One of Marty’s important contributions to sociology was his work on social stratification. It resulted in a reader with Reinhard Bendix, Class, Status and Power (picking up the title from Max Weber), that generations of graduate students studied. It led to a collaboration with Hans Zetterberg, Reinhard Bendix, and Natalie Rogoft in studies that were replicated in many countries. Lipset’s work is not only what he published, but research by his students and by scholars all over the world who read his work.

In his comparative analysis of democratic polities, Marty went far beyond the basic sociological approach based on the socio-economic structure of industrial societies. This was in part a result of discovering in his important work on comparative social mobility that rates of social mobility in the United States and Europe were not so different as to account for differences in political behavior. It was the incorporation (I know initially reluctantly) of a Parsonian analysis based on the pattern variables in the comparison of four Anglosaxon democracies in the First New Nation and the collaboration with Stein Rokkan in the study of party systems and voter alignments that expanded his horizon to emphasize the role of values and their historical development. This also resulted in growing attention to religion in politics.

A major contribution to the study of democracy has been his active role in the publishing and editing of the Encyclopedia of Democracy, which brought together many scholars with solid knowledge of many aspects of democratic politics and countries.

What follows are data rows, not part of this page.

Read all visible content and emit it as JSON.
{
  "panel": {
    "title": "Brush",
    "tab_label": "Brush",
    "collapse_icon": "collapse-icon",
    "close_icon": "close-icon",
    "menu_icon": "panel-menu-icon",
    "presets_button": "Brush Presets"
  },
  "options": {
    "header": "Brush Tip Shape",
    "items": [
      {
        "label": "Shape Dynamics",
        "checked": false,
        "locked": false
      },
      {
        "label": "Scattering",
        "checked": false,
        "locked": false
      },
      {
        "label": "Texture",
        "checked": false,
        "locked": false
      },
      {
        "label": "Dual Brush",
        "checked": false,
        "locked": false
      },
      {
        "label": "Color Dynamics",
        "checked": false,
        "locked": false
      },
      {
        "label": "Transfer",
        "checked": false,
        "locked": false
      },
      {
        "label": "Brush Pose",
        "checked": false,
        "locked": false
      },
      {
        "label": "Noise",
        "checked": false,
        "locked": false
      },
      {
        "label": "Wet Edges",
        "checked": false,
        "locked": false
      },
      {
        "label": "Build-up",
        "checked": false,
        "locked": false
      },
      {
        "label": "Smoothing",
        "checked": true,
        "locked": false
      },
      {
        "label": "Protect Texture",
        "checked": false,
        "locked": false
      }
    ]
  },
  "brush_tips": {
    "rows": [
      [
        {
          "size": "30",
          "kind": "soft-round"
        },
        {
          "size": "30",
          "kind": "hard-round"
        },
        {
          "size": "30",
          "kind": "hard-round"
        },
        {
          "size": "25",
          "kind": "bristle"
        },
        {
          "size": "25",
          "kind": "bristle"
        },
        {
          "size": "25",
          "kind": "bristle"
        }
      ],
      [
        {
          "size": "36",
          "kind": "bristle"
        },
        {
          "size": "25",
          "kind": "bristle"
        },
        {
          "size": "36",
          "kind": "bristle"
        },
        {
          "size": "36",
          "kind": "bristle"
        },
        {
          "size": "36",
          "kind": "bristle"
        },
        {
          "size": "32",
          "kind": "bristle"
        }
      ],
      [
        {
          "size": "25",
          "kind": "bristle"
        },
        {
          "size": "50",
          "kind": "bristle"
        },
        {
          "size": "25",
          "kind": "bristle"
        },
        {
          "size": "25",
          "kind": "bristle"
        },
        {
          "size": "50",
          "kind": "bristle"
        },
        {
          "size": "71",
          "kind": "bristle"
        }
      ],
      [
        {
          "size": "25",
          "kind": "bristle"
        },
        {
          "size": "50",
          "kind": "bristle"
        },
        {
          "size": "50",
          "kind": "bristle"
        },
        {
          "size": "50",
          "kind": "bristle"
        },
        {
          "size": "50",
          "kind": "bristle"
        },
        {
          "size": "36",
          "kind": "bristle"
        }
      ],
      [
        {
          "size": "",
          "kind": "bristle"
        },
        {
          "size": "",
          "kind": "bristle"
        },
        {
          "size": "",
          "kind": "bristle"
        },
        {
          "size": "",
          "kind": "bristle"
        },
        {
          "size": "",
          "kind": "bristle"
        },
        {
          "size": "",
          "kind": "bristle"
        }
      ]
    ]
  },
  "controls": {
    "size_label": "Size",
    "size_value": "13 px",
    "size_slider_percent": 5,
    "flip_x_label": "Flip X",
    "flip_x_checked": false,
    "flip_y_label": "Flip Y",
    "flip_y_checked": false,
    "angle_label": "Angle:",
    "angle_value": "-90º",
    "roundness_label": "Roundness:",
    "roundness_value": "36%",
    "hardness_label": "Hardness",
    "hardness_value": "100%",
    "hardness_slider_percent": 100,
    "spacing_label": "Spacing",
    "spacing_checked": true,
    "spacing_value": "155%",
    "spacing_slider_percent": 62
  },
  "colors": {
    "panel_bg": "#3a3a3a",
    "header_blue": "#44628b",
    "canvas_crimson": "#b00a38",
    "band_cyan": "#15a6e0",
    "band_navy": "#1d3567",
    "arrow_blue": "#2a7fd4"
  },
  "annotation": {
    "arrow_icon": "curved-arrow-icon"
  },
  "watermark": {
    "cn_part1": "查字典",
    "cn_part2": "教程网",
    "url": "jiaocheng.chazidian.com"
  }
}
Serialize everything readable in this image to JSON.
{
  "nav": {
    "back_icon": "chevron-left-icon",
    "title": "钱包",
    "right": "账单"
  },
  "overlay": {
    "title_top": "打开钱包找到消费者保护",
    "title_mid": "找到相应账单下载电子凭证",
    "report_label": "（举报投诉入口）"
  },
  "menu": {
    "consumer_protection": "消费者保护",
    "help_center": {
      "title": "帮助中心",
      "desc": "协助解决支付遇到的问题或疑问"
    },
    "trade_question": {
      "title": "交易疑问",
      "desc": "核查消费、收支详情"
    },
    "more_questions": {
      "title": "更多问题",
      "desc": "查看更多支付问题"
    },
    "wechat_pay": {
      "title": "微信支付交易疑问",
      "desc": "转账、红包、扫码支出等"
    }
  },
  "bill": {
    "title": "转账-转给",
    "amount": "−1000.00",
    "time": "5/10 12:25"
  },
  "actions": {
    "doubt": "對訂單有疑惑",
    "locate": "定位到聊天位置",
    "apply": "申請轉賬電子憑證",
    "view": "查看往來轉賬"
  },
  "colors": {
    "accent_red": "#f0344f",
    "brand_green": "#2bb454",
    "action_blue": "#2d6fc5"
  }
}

Another ambitious project was on Democracy in Developing Countries, which led to the publication of volumes on democracies in Africa, Asia and Latin America. It started with a conference in Stanford and the responsibility for moving it ahead was taken up by his former student, Larry Diamond. The published volumes have been read by many scholars and students.

Lipset’s books are filled with footnotes with reference to studies all over the world documenting the point he is making, acknowledgements to colleagues who sent him data, commented on his drafts and were part of an international community of scholars. They obviously, in turn, benefited from those constant exchanges. Under his direction, political sociology became a cooperative international enterprise. He also made a great effort to respond to his critics in detail. In all this, he counted always on devoted research assistants who learned in the process how to do research and often became co-author of papers and books. I was one such assistant, for which I am most fortunate.

Marty was a kind person and a friend. Once in Berkeley, when I was down (and almost ready to throw in the towel), I went to his home. He took me with Elsie to San Francisco to the Hungry Eye to see Mort Sahl. The next day I was working again.

To finish with something that he wrote once about a junior colleague, “Marty was a scholar worthy of our admiration and affection and, in my case, of love.”

*Juan J. Linz is Sterling Professor Emeritus of Political and Social Science at Yale University.